Our mission is to enhance the lines of communication between staff and offenders by providing a resource within the TDCJ for hearing and resolving concerns of offenders affecting the institutional environment.
The current offender grievance process facilitates problem resolution at two distinct administrative levels. Step 1 allows the Warden of the unit to be aware of issues concerning the unit and provides the Warden the opportunity to resolve issues at the unit level.
Step 2 affords an offender the opportunity to appeal thee Warden's decision. Step 2 grievances are sent off to the unit to the Central Grievance Office in Huntsville for review. Once the two-step process has been completed, the offender's administrative remedies within TDCJ have been exhausted.
Grievable issues are: (1) TDCJ policies and procedures; (2) actions of an employee or of another offender; (3) harassment and/or retaliation for use of the grievance procedure or access to the courts; (4) loss or damage of personal property by TDCJ; (5) basic care (things that TDCJ has control over).

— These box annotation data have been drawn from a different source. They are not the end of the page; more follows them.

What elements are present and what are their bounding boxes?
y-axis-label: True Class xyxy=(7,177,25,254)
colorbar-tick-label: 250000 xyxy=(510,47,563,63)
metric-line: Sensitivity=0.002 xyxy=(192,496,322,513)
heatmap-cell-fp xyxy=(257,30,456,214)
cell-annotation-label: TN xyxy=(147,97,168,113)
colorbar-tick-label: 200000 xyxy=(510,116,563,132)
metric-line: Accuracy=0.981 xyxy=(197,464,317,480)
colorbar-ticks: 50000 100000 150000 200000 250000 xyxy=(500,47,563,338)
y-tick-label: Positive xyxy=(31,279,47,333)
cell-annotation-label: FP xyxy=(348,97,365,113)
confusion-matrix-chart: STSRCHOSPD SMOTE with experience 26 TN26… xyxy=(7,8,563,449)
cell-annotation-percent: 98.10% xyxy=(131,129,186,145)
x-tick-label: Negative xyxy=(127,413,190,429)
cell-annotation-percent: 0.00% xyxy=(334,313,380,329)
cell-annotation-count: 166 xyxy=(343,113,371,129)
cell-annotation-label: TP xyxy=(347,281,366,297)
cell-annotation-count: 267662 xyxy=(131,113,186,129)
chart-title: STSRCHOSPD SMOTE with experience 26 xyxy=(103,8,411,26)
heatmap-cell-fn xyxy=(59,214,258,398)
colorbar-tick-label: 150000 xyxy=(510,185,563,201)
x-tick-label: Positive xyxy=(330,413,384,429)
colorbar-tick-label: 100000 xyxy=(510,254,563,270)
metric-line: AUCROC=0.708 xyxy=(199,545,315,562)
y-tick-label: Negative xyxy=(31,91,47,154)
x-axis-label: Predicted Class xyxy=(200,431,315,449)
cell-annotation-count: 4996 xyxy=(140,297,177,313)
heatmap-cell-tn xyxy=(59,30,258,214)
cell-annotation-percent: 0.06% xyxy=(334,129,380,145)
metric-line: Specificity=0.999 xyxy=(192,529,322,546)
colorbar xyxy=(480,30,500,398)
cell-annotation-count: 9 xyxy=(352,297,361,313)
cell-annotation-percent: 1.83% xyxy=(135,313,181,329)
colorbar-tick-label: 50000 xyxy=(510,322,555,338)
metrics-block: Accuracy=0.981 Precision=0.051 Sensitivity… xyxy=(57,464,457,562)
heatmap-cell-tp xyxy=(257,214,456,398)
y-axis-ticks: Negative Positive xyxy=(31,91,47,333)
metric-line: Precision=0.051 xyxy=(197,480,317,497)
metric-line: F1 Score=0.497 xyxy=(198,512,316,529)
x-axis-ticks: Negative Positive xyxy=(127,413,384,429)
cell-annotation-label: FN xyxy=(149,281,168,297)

Non-grievable issues include: State or federal laws, parole decisions, time-served disputes, matters for which other formal appeal mechanisms exist, any matter beyond the control of the Agency.
TX-CURE Editorial comments.
It is good that TDCJ-ID recognizes the need for a workable Grievance Program. It is especially good to note (#3 above) that retaliation is recognized as a real problem and is itself a grievable issue.
The weakness of the program is obvious: Who is running the show, and for whose benefit? Whose side are the officials on? Whom do they believe? Whose reputation and job are at risk?
Would TDCJ favor an outside “civilian” grievance board? Does the public have a right to know what goes on in the prisons?